As a FLES teacher, TPR is often my go-to Brain Break for my K, 1, and 2s. However, it's good for everyone to mix it up a little. There was a question in the "CI/TPRS for French Teachers" FB group about Brain Breaks for "circle time." Here are some of my favorites that don't require a lot of moving or shuffling around of kids and can have quick transitions.
Below the descriptions are a couple of videos during which I do all of the following Brain Breaks. Check out the time stamp for each one.
WARNING! I filmed these today, the day we came back from vacation, so the kids are SQUIRRELLY!! Not my best decision, but I was chomping at the bit to get this post out. I seriously debated on whether or not to publish the videos, but I decided, why not. Yes, there's a girl who pulled out an apple and started eating it in the second class. Yes, there are a boy and a girl who seem truly smitten with each other in the first class. Yes, a stuffed giraffe appears in the camera in the second class. I certainly felt at moments like the worst teacher out there. But I guess it's good to see the rough days as well as the home-run classes! We're all human, right?!
Tiens, voilà main droite (#1 1:50)
This is a hand-clapping game, easy to do in a circle and great for hand-eye coordination.
Aller-retour (#1 5:10)
Another hand-pattern game in partners. This is my take on the Spanish chocolate. I really like the words I chose in my French version (in French, aller-retour means "round trip").
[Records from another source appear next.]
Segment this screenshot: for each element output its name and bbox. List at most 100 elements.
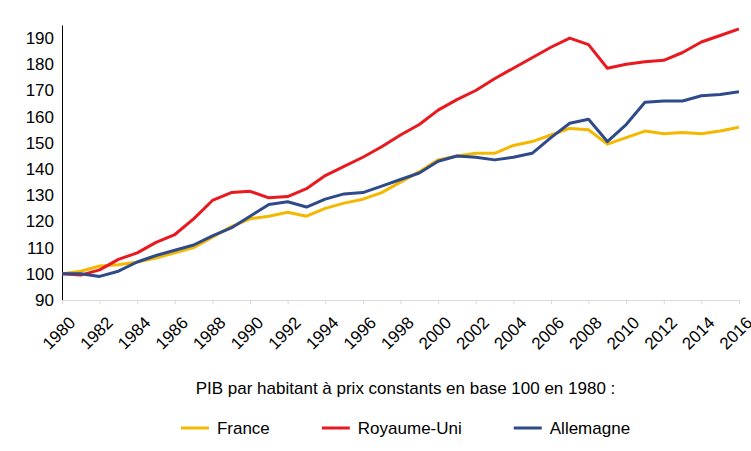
y-tick-label: 160 (26, 108, 54, 127)
chart: 90 100 110 120 130 140 150 160 170 180 190 19801982… (0, 0, 751, 451)
y-tick: 130 (26, 186, 62, 205)
legend-item: Royaume-Uni (322, 419, 462, 438)
x-tick-label: 1990 (227, 313, 267, 353)
legend-swatch (181, 427, 209, 430)
x-tick: 1988 (189, 300, 229, 353)
y-tick-label: 190 (26, 29, 54, 48)
legend: France Royaume-Uni Allemagne (181, 419, 630, 438)
y-tick-label: 170 (26, 81, 54, 100)
y-tick: 160 (26, 108, 62, 127)
y-tick-label: 120 (26, 212, 54, 231)
y-tick: 140 (26, 160, 62, 179)
x-tick-label: 2016 (716, 313, 751, 353)
x-tick-label: 2008 (566, 313, 606, 353)
y-tick-label: 150 (26, 134, 54, 153)
x-tick: 1996 (340, 300, 380, 353)
y-tick-label: 100 (26, 265, 54, 284)
x-tick-mark (325, 300, 326, 304)
x-tick: 2016 (716, 300, 751, 353)
x-tick-label: 1988 (189, 313, 229, 353)
x-tick-mark (363, 300, 364, 304)
x-tick-mark (701, 300, 702, 304)
legend-swatch (322, 427, 350, 430)
y-tick: 100 (26, 265, 62, 284)
x-tick-mark (62, 300, 63, 304)
x-tick-mark (664, 300, 665, 304)
x-tick: 1984 (114, 300, 154, 353)
y-tick-label: 90 (35, 291, 54, 310)
legend-label: France (217, 419, 270, 438)
legend-label: Allemagne (550, 419, 630, 438)
x-tick-label: 2012 (641, 313, 681, 353)
x-tick-label: 2002 (453, 313, 493, 353)
x-tick: 1998 (378, 300, 418, 353)
x-axis-line (63, 301, 740, 305)
legend-title: PIB par habitant à prix constants en bas… (196, 379, 616, 398)
x-tick: 2002 (453, 300, 493, 353)
y-axis-line (62, 26, 63, 301)
y-axis: 90 100 110 120 130 140 150 160 170 180 190 (26, 26, 63, 310)
x-tick-label: 1996 (340, 313, 380, 353)
x-tick: 2004 (490, 300, 530, 353)
x-tick-mark (739, 300, 740, 304)
x-tick-mark (212, 300, 213, 304)
series-line (62, 127, 739, 274)
x-tick-mark (626, 300, 627, 304)
legend-item: Allemagne (514, 419, 630, 438)
x-tick: 2006 (528, 300, 568, 353)
y-tick: 180 (26, 55, 62, 74)
y-tick: 120 (26, 212, 62, 231)
x-tick: 2014 (678, 300, 718, 353)
x-tick-label: 2004 (490, 313, 530, 353)
x-tick-label: 1984 (114, 313, 154, 353)
x-tick-mark (513, 300, 514, 304)
x-tick-label: 1986 (152, 313, 192, 353)
legend-label: Royaume-Uni (358, 419, 462, 438)
y-tick: 170 (26, 81, 62, 100)
x-tick-mark (250, 300, 251, 304)
y-tick: 90 (35, 291, 62, 310)
x-tick: 2000 (415, 300, 455, 353)
series-group (62, 29, 739, 277)
x-tick: 2008 (566, 300, 606, 353)
x-tick: 1986 (152, 300, 192, 353)
x-tick: 1982 (77, 300, 117, 353)
legend-swatch (514, 427, 542, 430)
x-tick-label: 2010 (603, 313, 643, 353)
x-tick-label: 1998 (378, 313, 418, 353)
x-tick-mark (288, 300, 289, 304)
y-tick: 110 (27, 239, 62, 258)
x-tick-label: 1982 (77, 313, 117, 353)
x-tick-mark (401, 300, 402, 304)
x-tick: 1992 (265, 300, 305, 353)
y-tick-label: 110 (27, 239, 54, 258)
x-tick-mark (438, 300, 439, 304)
series-line (62, 92, 739, 277)
x-tick-mark (137, 300, 138, 304)
x-tick-mark (100, 300, 101, 304)
x-tick-label: 1992 (265, 313, 305, 353)
y-tick: 190 (26, 29, 62, 48)
x-tick-label: 2006 (528, 313, 568, 353)
x-tick: 1990 (227, 300, 267, 353)
x-tick-label: 1980 (39, 313, 79, 353)
x-tick: 2012 (641, 300, 681, 353)
x-tick: 1994 (302, 300, 342, 353)
x-axis: 1980198219841986198819901992199419961998… (39, 300, 751, 353)
y-tick-label: 130 (26, 186, 54, 205)
x-tick-mark (551, 300, 552, 304)
x-tick-mark (589, 300, 590, 304)
series-line (62, 29, 739, 275)
y-tick-label: 180 (26, 55, 54, 74)
legend-item: France (181, 419, 270, 438)
x-tick: 2010 (603, 300, 643, 353)
x-tick-label: 2000 (415, 313, 455, 353)
y-tick: 150 (26, 134, 62, 153)
x-tick-mark (175, 300, 176, 304)
x-tick-mark (476, 300, 477, 304)
y-tick-label: 140 (26, 160, 54, 179)
x-tick-label: 2014 (678, 313, 718, 353)
plot: 90 100 110 120 130 140 150 160 170 180 190 19801982… (26, 26, 751, 354)
x-tick-label: 1994 (302, 313, 342, 353)
x-tick: 1980 (39, 300, 79, 353)
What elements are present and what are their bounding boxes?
Papier, caillou, ciseaux (#2 4:45)
There are soooo many variations of this, but here's the basic (kids playing in pairs against each other), and one alternative way (me "against" the class). Check our La Maestra Loca's blog for different versions of this.
(And can I just say it totally cracks me up when, at 6:30, one girl shouts, "Hey, I gagne!" and one of her classmates responds with, "You do NOT gagne!" Man, I love this age group!)
Dansez comme maîtresse (#2 0:38)
Silly!! This was actually the first time I've ever done this BB with this class, and I thought it went pretty well and didn't need a ton of introduction.
Animal movements/statue (#1 10:25, #2 10:10)
I ADORE this one! It's a great comprehension check as well.
There's one more I thought of that I forgot to film today: On ferme les yeux, on touche le nez. Students close their eyes and try to touch their noses with one finger. We do it once with the left hand, and once with the right hand. It can get goofy, but it just serves as a little reset!
Allison Litten teaches French at the Marion Cross School, a public K-6 school in Norwich, Vermont. This year she is teaching kindergarten and grades 1, 2, 4, and 6.